1972年、アメリカ映画。
監督はハバート・ロス。70年代アメリカ・ニューシネマを代表する監督ですね。たくさんのちょっと軽めの笑いを入れたロマンス物が得意で、「ボギー! 俺も男だ」も初期のかくれた傑作ではないかと思います。
原題は'' Play it again, Sam''で、「カサブランカ」(1942)の中でハンフリー・ボガートが酒場のピアノ弾きに言う台詞。このあとに有名なAs Time Goes Byがはじまるわけです。正確にはagainは入っていないので、これはこの映画に込められた思いということでしょう。

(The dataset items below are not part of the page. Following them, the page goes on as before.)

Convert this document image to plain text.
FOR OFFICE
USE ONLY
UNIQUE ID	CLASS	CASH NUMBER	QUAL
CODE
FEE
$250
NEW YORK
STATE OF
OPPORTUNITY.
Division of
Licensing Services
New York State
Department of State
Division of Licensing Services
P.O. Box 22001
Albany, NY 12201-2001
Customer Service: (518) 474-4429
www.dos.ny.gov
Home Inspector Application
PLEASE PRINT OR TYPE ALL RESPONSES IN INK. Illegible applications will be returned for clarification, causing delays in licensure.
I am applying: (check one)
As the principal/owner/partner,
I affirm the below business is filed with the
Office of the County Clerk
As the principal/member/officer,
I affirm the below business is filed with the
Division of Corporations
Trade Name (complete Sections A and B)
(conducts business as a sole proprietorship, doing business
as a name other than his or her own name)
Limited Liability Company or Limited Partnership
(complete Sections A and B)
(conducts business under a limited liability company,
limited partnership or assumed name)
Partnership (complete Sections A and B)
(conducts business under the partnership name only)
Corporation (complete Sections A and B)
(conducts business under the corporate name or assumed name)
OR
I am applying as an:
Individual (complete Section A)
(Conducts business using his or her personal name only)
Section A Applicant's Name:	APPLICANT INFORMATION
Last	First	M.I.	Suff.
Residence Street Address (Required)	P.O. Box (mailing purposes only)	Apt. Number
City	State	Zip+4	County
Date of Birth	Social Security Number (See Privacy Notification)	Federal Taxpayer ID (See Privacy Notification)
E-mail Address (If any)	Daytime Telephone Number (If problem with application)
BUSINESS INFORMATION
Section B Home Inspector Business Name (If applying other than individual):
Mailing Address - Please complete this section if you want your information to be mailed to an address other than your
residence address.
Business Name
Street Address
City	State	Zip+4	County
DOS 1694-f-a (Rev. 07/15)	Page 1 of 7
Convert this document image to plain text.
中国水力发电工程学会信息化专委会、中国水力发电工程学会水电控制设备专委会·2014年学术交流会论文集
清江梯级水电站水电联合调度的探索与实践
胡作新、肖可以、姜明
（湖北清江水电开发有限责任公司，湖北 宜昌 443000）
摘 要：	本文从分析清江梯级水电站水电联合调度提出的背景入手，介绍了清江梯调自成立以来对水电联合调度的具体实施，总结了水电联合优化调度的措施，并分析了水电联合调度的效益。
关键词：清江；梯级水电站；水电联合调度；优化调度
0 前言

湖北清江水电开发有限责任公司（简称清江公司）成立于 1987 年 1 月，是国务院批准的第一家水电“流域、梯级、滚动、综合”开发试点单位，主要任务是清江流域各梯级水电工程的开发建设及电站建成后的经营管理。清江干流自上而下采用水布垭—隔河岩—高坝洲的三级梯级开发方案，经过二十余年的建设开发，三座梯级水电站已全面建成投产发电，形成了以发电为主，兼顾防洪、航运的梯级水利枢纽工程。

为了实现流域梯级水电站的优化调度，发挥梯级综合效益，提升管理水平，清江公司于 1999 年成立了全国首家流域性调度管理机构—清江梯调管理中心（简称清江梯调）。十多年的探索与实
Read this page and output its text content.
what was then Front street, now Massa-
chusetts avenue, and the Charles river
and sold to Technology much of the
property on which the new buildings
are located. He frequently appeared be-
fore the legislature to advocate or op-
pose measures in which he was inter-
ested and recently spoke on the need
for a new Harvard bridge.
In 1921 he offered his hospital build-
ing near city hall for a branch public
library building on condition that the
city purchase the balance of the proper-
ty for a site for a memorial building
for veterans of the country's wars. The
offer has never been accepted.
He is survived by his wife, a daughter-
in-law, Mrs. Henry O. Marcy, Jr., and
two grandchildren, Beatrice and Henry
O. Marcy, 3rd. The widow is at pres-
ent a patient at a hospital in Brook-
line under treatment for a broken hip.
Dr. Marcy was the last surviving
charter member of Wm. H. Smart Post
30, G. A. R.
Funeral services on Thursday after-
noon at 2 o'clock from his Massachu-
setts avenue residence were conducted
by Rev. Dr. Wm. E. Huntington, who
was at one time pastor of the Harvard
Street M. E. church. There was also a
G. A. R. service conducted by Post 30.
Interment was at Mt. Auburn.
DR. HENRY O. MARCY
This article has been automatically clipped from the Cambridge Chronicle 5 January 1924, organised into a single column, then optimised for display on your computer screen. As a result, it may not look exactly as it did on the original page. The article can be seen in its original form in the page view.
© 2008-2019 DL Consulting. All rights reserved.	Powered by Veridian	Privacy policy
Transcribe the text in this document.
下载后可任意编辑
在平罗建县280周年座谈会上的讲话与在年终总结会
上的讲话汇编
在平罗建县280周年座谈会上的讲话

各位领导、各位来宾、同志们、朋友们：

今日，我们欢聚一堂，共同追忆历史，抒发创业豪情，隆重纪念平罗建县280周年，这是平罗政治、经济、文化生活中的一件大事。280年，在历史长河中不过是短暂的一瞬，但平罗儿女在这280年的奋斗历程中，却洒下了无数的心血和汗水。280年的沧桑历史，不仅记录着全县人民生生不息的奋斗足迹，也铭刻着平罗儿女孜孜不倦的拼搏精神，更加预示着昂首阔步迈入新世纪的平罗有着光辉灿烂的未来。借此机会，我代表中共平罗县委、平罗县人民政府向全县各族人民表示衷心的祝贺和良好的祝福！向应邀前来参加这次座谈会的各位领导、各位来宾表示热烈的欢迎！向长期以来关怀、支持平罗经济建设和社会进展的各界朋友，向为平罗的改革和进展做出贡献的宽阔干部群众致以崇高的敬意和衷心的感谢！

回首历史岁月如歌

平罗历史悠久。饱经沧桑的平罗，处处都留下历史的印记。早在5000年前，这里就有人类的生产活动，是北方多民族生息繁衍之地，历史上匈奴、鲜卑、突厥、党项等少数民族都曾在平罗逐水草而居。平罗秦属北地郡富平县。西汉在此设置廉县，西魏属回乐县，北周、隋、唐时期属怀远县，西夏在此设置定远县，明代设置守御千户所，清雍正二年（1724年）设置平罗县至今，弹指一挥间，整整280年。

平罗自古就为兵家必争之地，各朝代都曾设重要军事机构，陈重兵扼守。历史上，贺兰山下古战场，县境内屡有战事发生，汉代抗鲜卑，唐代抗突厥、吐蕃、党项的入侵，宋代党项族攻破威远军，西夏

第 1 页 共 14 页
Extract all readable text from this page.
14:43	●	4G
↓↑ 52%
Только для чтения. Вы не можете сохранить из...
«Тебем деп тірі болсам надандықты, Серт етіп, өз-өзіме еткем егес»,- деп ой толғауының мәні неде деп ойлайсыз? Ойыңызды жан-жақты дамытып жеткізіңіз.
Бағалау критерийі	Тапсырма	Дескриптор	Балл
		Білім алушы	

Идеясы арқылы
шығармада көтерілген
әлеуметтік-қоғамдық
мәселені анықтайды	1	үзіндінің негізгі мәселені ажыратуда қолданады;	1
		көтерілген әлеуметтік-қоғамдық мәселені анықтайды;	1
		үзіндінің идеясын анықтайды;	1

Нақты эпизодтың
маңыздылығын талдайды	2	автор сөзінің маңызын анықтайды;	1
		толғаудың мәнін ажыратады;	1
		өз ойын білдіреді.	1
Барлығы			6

ということで、まさにこの映画は限りなく「カサブランカ」を中心としてハンフリー・ボガートに対するオマージュが詰まった映画なのです。そして、ダンディの代名詞のようなボガートに憧れるダメ人間を演じるのがウッディ・アレン。
アレンは実際に脚本も書いており、そういう意味でも、まさにボガートにリスペクトしているのはアレン本人。アレンはアメリカ・インテリ階級(ある意味ベトナム戦争によって病めるアメリカ人の代表)の象徴みたいなひとですからね。逆にがちな男っぽさを振りまくボガートには、本気で憧れていたのだと思います。
ダメ人間の主人公は「カサブランカ」の映画が大好きで、何かとカサブランカのハンフリー・ボガートが妄想に登場して、いろいろあおってくる。友人の奥さん(後に私生活でもパートナーになるダイアン・キートン)に恋をするが、空港で別れを告げかっこよく決めるわけです。
スタッフ、キャストともに70年代を代表する人たちによる、シリアス・コメディの傑作と言える映画です。元ネタの「カサブランカ」と共に、一度は見てもらいたい映画としてご紹介します。